Unseen Seen: Curated by Melanie Miller

28 June - 4 October 2018

“So we fix our eyes not on what is seen but on what is unseen, since what is seen is temporary and what is unseen is eternal”

Corinthians 2 4:18

Exhibiting artists: Juliette Losq, Anna Gardiner, Louise McClary, Sue Williams A”Court, Alice Oswald, Melanie Miller

Nature is a solace, a rhythm, a reminder that we are part of a cycle, it is a source of joy, curiosity, contemplation and fear. Natural catastrophes and our reactions to them are mirrored in nature but so are our own acts of war and aggression. Nature is scary, beautiful, ugly, opportunistic, tenacious and evolving as is our relationship with it.

The enduring popularity of natural history programmes attests to our fascinations, also our desire to anthropomorphise and rationalise what surrounds and ultimately, survives us. As we explore and plunder we eradicate the natural world. We fetishise and demonise as we worship; we nurture and destroy as we try to align elements to our own lives.

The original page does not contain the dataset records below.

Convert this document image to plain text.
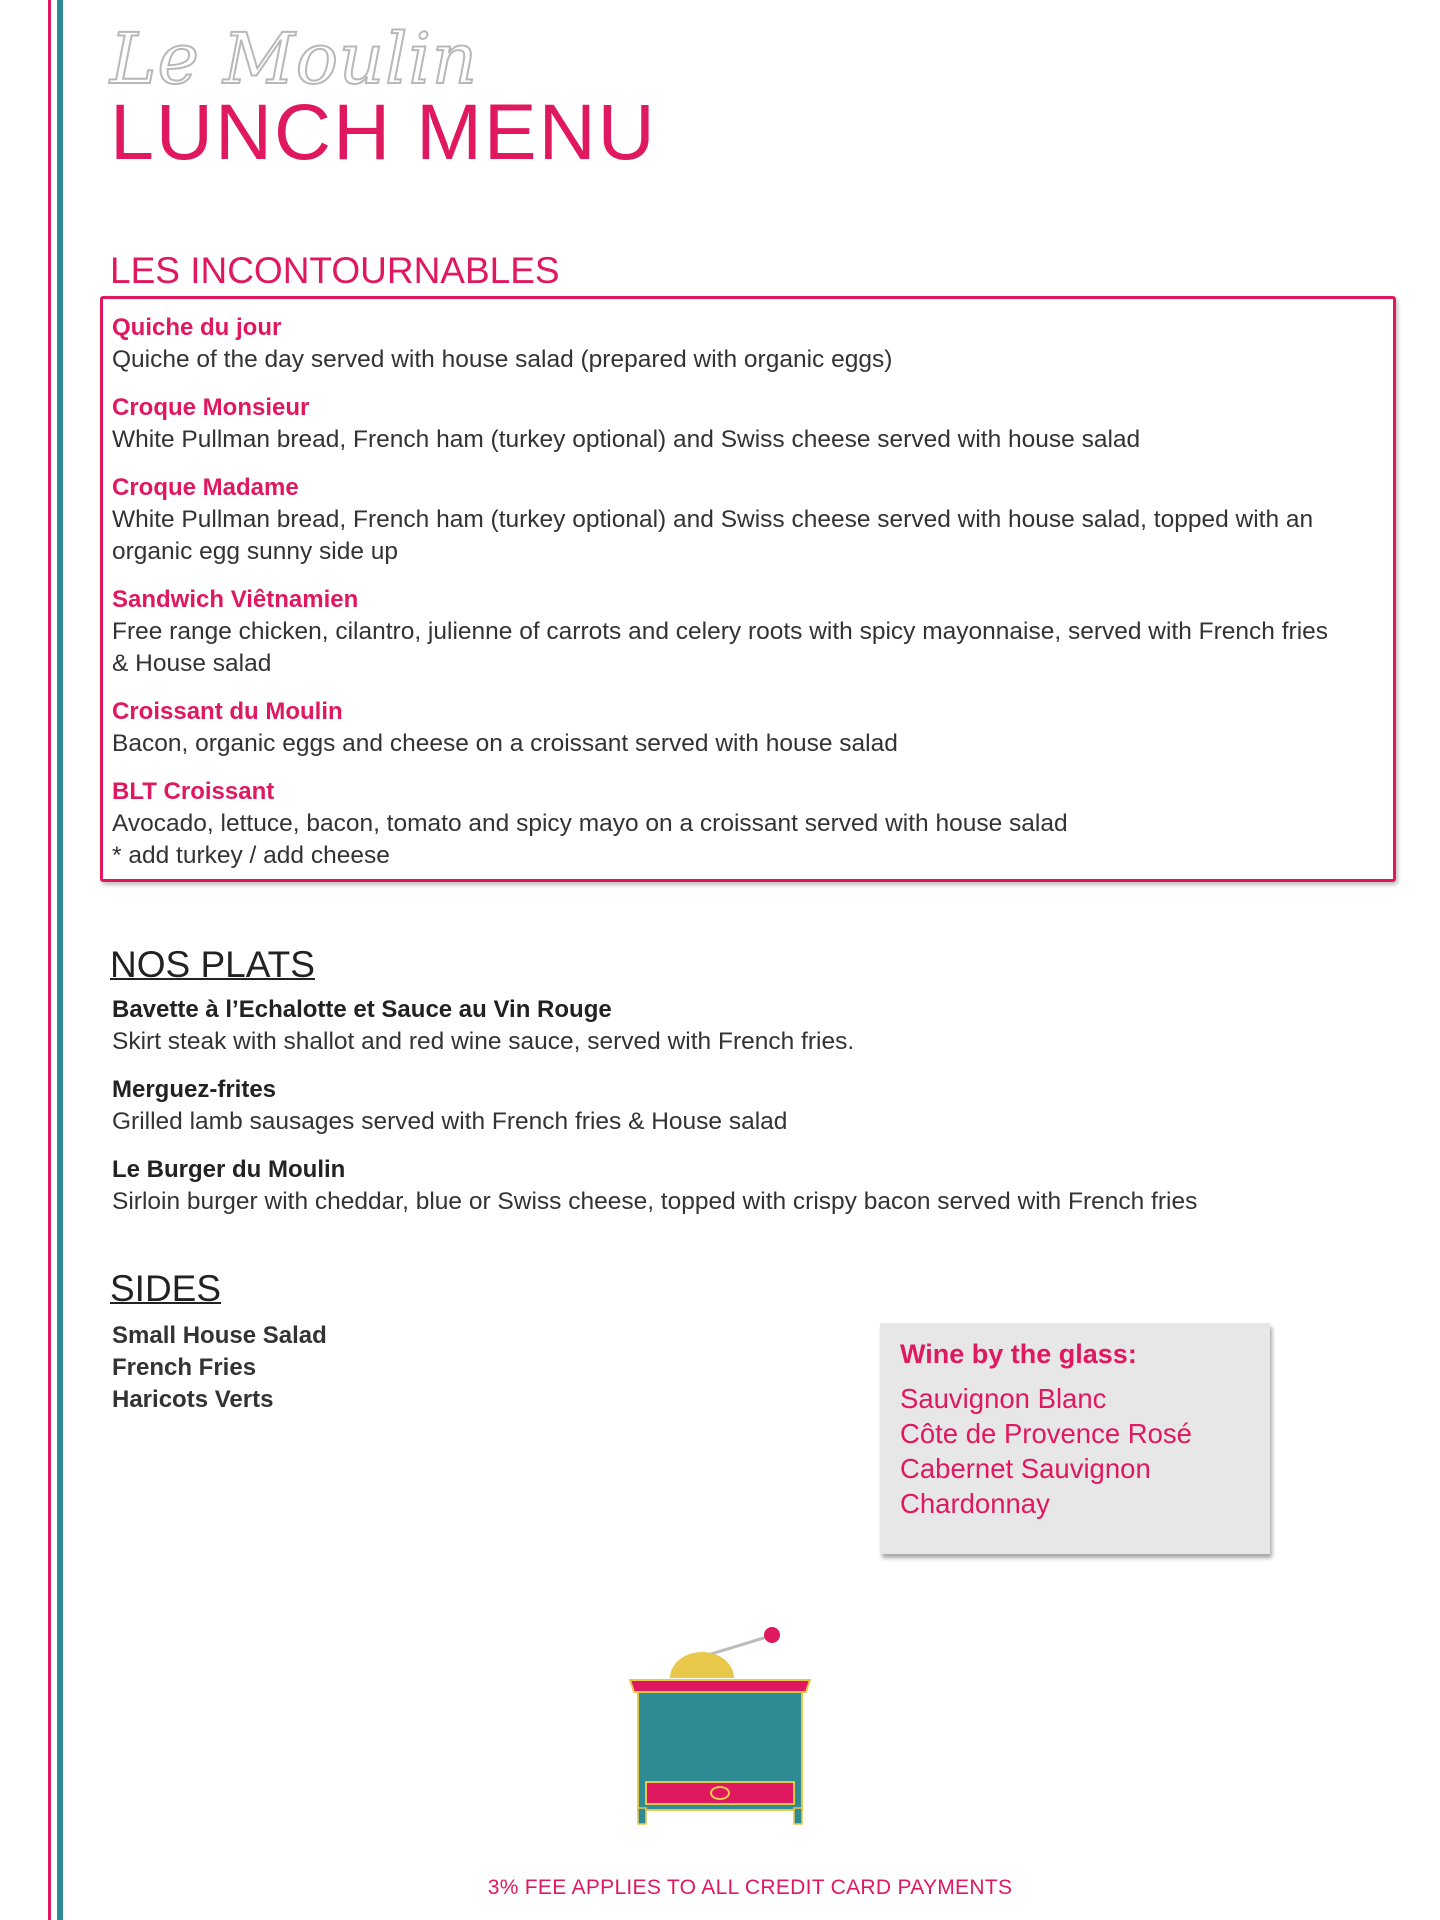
Le Moulin
LUNCH MENU
LES INCONTOURNABLES
Quiche du jour
Quiche of the day served with house salad (prepared with organic eggs)
Croque Monsieur
White Pullman bread, French ham (turkey optional) and Swiss cheese served with house salad
Croque Madame
White Pullman bread, French ham (turkey optional) and Swiss cheese served with house salad, topped with an
organic egg sunny side up
Sandwich Viêtnamien
Free range chicken, cilantro, julienne of carrots and celery roots with spicy mayonnaise, served with French fries
& House salad
Croissant du Moulin
Bacon, organic eggs and cheese on a croissant served with house salad
BLT Croissant
Avocado, lettuce, bacon, tomato and spicy mayo on a croissant served with house salad
* add turkey / add cheese
NOS PLATS
Bavette à l’Echalotte et Sauce au Vin Rouge
Skirt steak with shallot and red wine sauce, served with French fries.
Merguez-frites
Grilled lamb sausages served with French fries & House salad
Le Burger du Moulin
Sirloin burger with cheddar, blue or Swiss cheese, topped with crispy bacon served with French fries
SIDES
Small House Salad
French Fries
Haricots Verts
Wine by the glass:
Sauvignon Blanc
Côte de Provence Rosé
Cabernet Sauvignon
Chardonnay
3% FEE APPLIES TO ALL CREDIT CARD PAYMENTS
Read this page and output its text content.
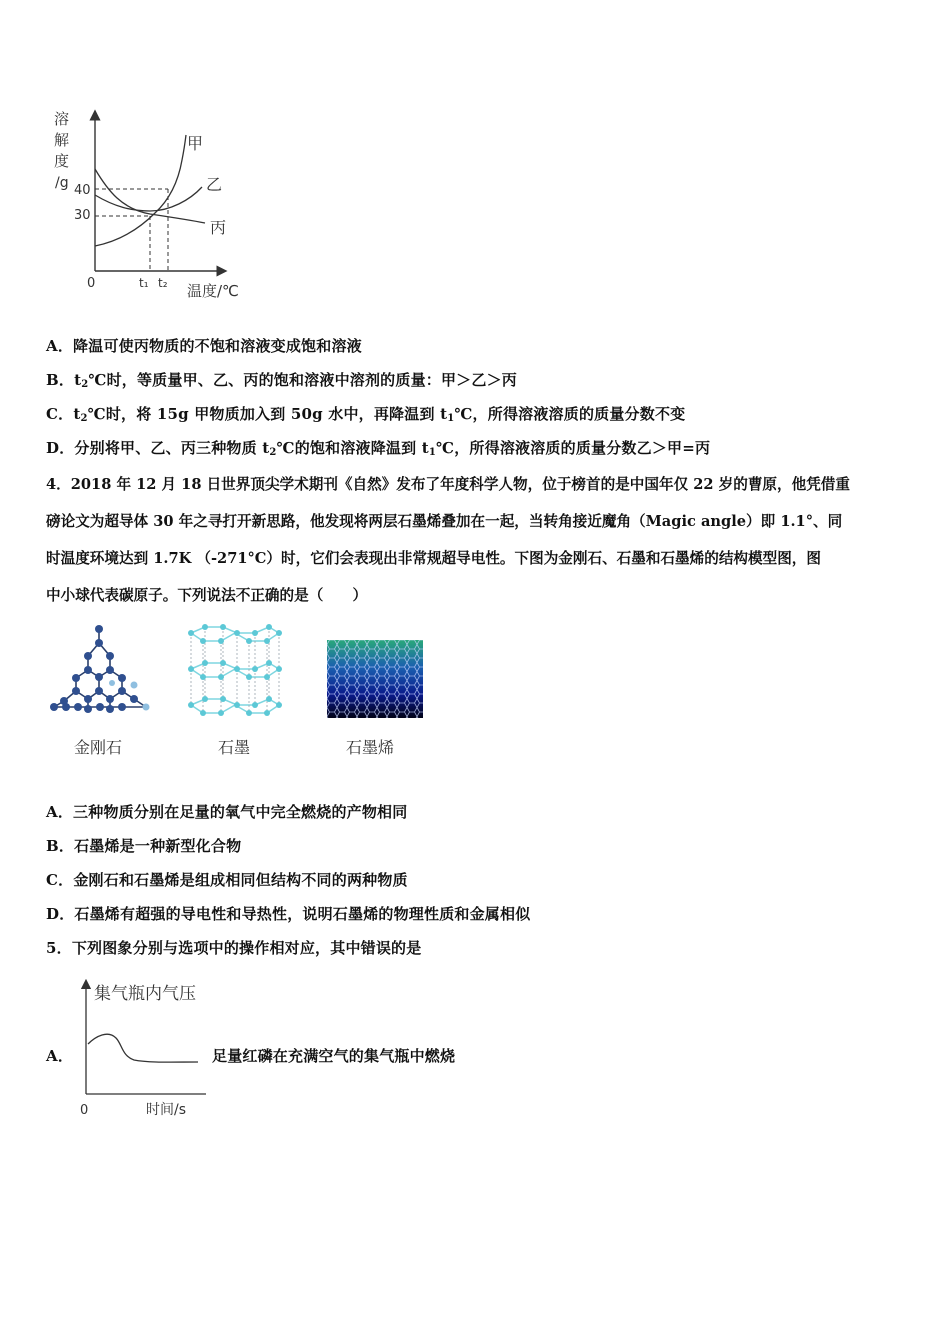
溶
解
度
/g 40
30
0	t₁ t₂ 温度/℃
甲
乙
丙
A．降温可使丙物质的不饱和溶液变成饱和溶液
B．$t_2℃$时，等质量甲、乙、丙的饱和溶液中溶剂的质量：甲＞乙＞丙
C．$t_2℃$时，将 15g 甲物质加入到 50g 水中，再降温到 $t_1℃$，所得溶液溶质的质量分数不变
D．分别将甲、乙、丙三种物质 $t_2℃$的饱和溶液降温到 $t_1℃$，所得溶液溶质的质量分数乙＞甲=丙
4．2018 年 12 月 18 日世界顶尖学术期刊《自然》发布了年度科学人物，位于榜首的是中国年仅 22 岁的曹原，他凭借重
磅论文为超导体 30 年之寻打开新思路，他发现将两层石墨烯叠加在一起，当转角接近魔角（Magic angle）即 1.1°、同
时温度环境达到 1.7K （-271°C）时，它们会表现出非常规超导电性。下图为金刚石、石墨和石墨烯的结构模型图，图
中小球代表碳原子。下列说法不正确的是（　　）
金刚石	石墨	石墨烯
A．三种物质分别在足量的氧气中完全燃烧的产物相同
B．石墨烯是一种新型化合物
C．金刚石和石墨烯是组成相同但结构不同的两种物质
D．石墨烯有超强的导电性和导热性，说明石墨烯的物理性质和金属相似
5．下列图象分别与选项中的操作相对应，其中错误的是
A．
0	时间/s
集气瓶内气压
足量红磷在充满空气的集气瓶中燃烧
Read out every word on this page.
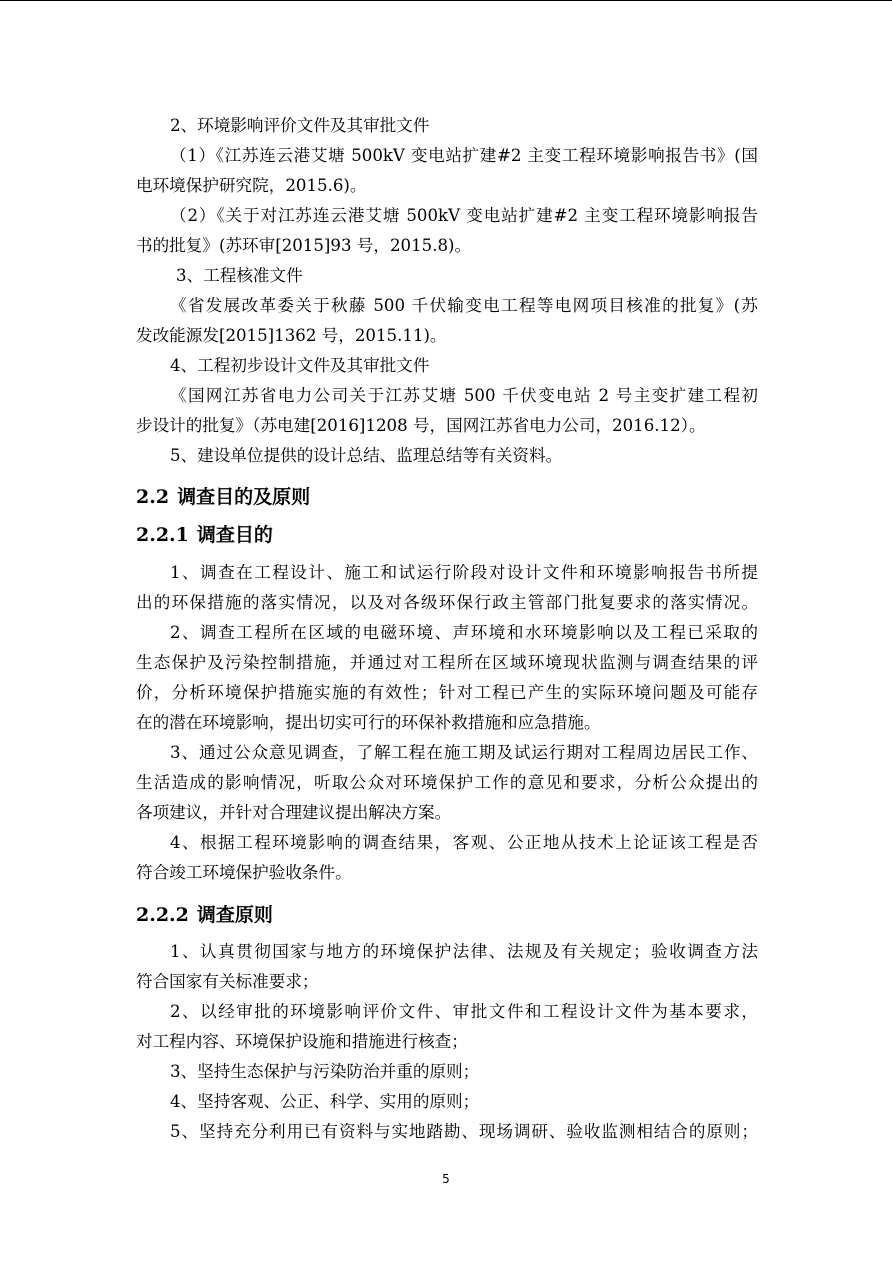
2、环境影响评价文件及其审批文件
（1）《江苏连云港艾塘 500kV 变电站扩建#2 主变工程环境影响报告书》(国
电环境保护研究院，2015.6)。
（2）《关于对江苏连云港艾塘 500kV 变电站扩建#2 主变工程环境影响报告
书的批复》(苏环审[2015]93 号，2015.8)。
3、工程核准文件
《省发展改革委关于秋藤 500 千伏输变电工程等电网项目核准的批复》(苏
发改能源发[2015]1362 号，2015.11)。
4、工程初步设计文件及其审批文件
《国网江苏省电力公司关于江苏艾塘 500 千伏变电站 2 号主变扩建工程初
步设计的批复》（苏电建[2016]1208 号，国网江苏省电力公司，2016.12）。
5、建设单位提供的设计总结、监理总结等有关资料。
2.2 调查目的及原则
2.2.1 调查目的
1、调查在工程设计、施工和试运行阶段对设计文件和环境影响报告书所提
出的环保措施的落实情况，以及对各级环保行政主管部门批复要求的落实情况。
2、调查工程所在区域的电磁环境、声环境和水环境影响以及工程已采取的
生态保护及污染控制措施，并通过对工程所在区域环境现状监测与调查结果的评
价，分析环境保护措施实施的有效性；针对工程已产生的实际环境问题及可能存
在的潜在环境影响，提出切实可行的环保补救措施和应急措施。
3、通过公众意见调查，了解工程在施工期及试运行期对工程周边居民工作、
生活造成的影响情况，听取公众对环境保护工作的意见和要求，分析公众提出的
各项建议，并针对合理建议提出解决方案。
4、根据工程环境影响的调查结果，客观、公正地从技术上论证该工程是否
符合竣工环境保护验收条件。
2.2.2 调查原则
1、认真贯彻国家与地方的环境保护法律、法规及有关规定；验收调查方法
符合国家有关标准要求；
2、以经审批的环境影响评价文件、审批文件和工程设计文件为基本要求，
对工程内容、环境保护设施和措施进行核查；
3、坚持生态保护与污染防治并重的原则；
4、坚持客观、公正、科学、实用的原则；
5、坚持充分利用已有资料与实地踏勘、现场调研、验收监测相结合的原则；
5
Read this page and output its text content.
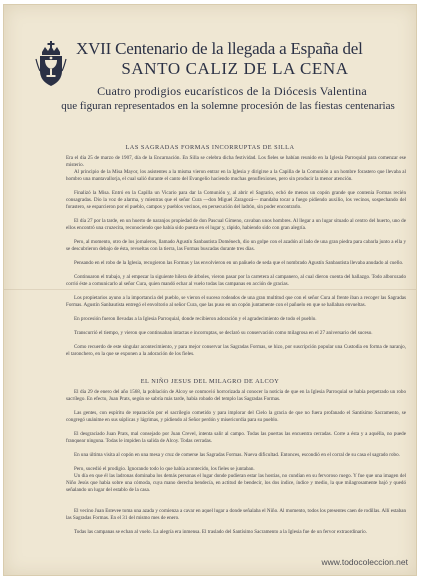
XVII Centenario de la llegada a España del
SANTO CALIZ DE LA CENA
Cuatro prodigios eucarísticos de la Diócesis Valentina
que figuran representados en la solemne procesión de las fiestas centenarias
LAS SAGRADAS FORMAS INCORRUPTAS DE SILLA

Era el día 25 de marzo de 1907, día de la Encarnación. En Silla se celebra dicha festividad. Los fieles se habían reunido en la Iglesia Parroquial para comenzar ese misterio.

Al principio de la Misa Mayor, los asistentes a la misma vieron entrar en la Iglesia y dirigirse a la Capilla de la Comunión a un hombre forastero que llevaba al hombro una mantavallorja, el cual salió durante el canto del Evangelio haciendo muchas genuflexiones, pero sin producir la menor atención.

Finalizó la Misa. Entró en la Capilla un Vicario para dar la Comunión y, al abrir el Sagrario, echó de menos un copón grande que contenía Formas recién consagradas. Dio la voz de alarma, y mientras que el señor Cura —don Miguel Zaragozá— mandaba tocar a fuego pidiendo auxilio, los vecinos, sospechando del forastero, se esparcieron por el pueblo, campos y pueblos vecinos, en persecución del ladrón, sin poder encontrarlo.

El día 27 por la tarde, en un huerto de naranjos propiedad de don Pascual Gimeno, cavaban unos hombres. Al llegar a un lugar situado al centro del huerto, uno de ellos encontró una cruzecita, reconociendo que había sido puesta en el lugar y, rápido, habiendo sido con gran alegría.

Pero, al momento, otro de los jornaleros, llamado Agustín Sanbautista Doménech, dio un golpe con el azadón al lado de una gran piedra para cabarla junto a ella y se descubrieron debajo de ésta, revueltas con la tierra, las Formas buscadas durante tres días.

Pensando en el robo de la Iglesia, recogieron las Formas y las envolvieron en un pañuelo de seda que el nombrado Agustín Sanbautista llevaba anudado al cuello.

Continuaron el trabajo, y al empezar la siguiente hilera de árboles, vieron pasar por la carretera al campanero, al cual dieron cuenta del hallazgo. Todo alborozado corrió éste a comunicarlo al señor Cura, quien mandó echar al vuelo todas las campanas en acción de gracias.

Los propietarios ayuno a la importancia del pueblo, se vieron el suceso rodeados de una gran multitud que con el señor Cura al frente iban a recoger las Sagradas Formas. Agustín Sanbautista entregó el envoltorio al señor Cura, que las puso en un copón juntamente con el pañuelo en que se hallaban envueltas.

En procesión fueron llevadas a la Iglesia Parroquial, donde recibieron adoración y el agradecimiento de todo el pueblo.

Transcurrió el tiempo, y vieron que continuaban intactas e incorruptas, se declaró su conservación como milagrosa en el 27 aniversario del suceso.

Como recuerdo de este singular acontecimiento, y para mejor conservar las Sagradas Formas, se hizo, por suscripción popular una Custodia en forma de naranjo, el taronchero, en la que se exponen a la adoración de los fieles.

EL NIÑO JESUS DEL MILAGRO DE ALCOY

El día 29 de enero del año 1568, la población de Alcoy se conmovió horrorizada al conocer la noticia de que en la Iglesia Parroquial se había perpetrado un robo sacrílego. En efecto, Juan Prats, según se sabría más tarde, había robado del templo las Sagradas Formas.

Las gentes, con espíritu de reparación por el sacrilegio cometido y para implorar del Cielo la gracia de que no fuera profanado el Santísimo Sacramento, se congregó unánime en sus súplicas y lágrimas, y pidiendo al Señor perdón y misericordia para su pueblo.

El desgraciado Juan Prats, mal consejado por Juan Crevel, intenta salir al campo. Todas las puertas las encuentra cerradas. Corre a ésta y a aquélla, no puede franquear ninguna. Todas le impiden la salida de Alcoy. Todas cerradas.

En una última visita al copón en una mesa y cruz de comerse las Sagradas Formas. Nueva dificultad. Entonces, escondió en el corral de su casa el sagrado robo.

Pero, sucedió el prodigio. Ignorando todo lo que había acontecido, los fieles se juntaban.

Un día en que él las ladronas dominaba los demás personas el lugar donde pudieran estar las hostias, no cundían en su fervoroso ruego. Y fue que una imagen del Niño Jesús que había sobre una cómoda, cuya mano derecha bendecía, en actitud de bendecir, los dos índice, índice y medio, la que milagrosamente bajó y quedó señalando un lugar del establo de la casa.

El vecino Juan Estevee toma una azada y comienza a cavar en aquel lugar a donde señalaba el Niño. Al momento, todos los presentes caen de rodillas. Allí estaban las Sagradas Formas. En el 31 del mismo mes de enero.

Todas las campanas se echan al vuelo. La alegría era inmensa. El traslado del Santísimo Sacramento a la Iglesia fue de un fervor extraordinario.

www.todocoleccion.net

This exhibition presents five female painters and one poet. All of the artists would resist the label of nature or even landscape artists and yet they each present us with a unique interpretation of landscape: from the poetic and idealised to sensory understanding and to a world of urban experiences where manmade structures interact and are softened by nature before being lost to it. Some of the works appears to reflect the realisation that we are losing our intimate knowledge and experience of the natural world. Nature is neither benign nor judgmental, it is relentless; if something is neglected it will be reclaimed but once something is lost we cannot bring it back.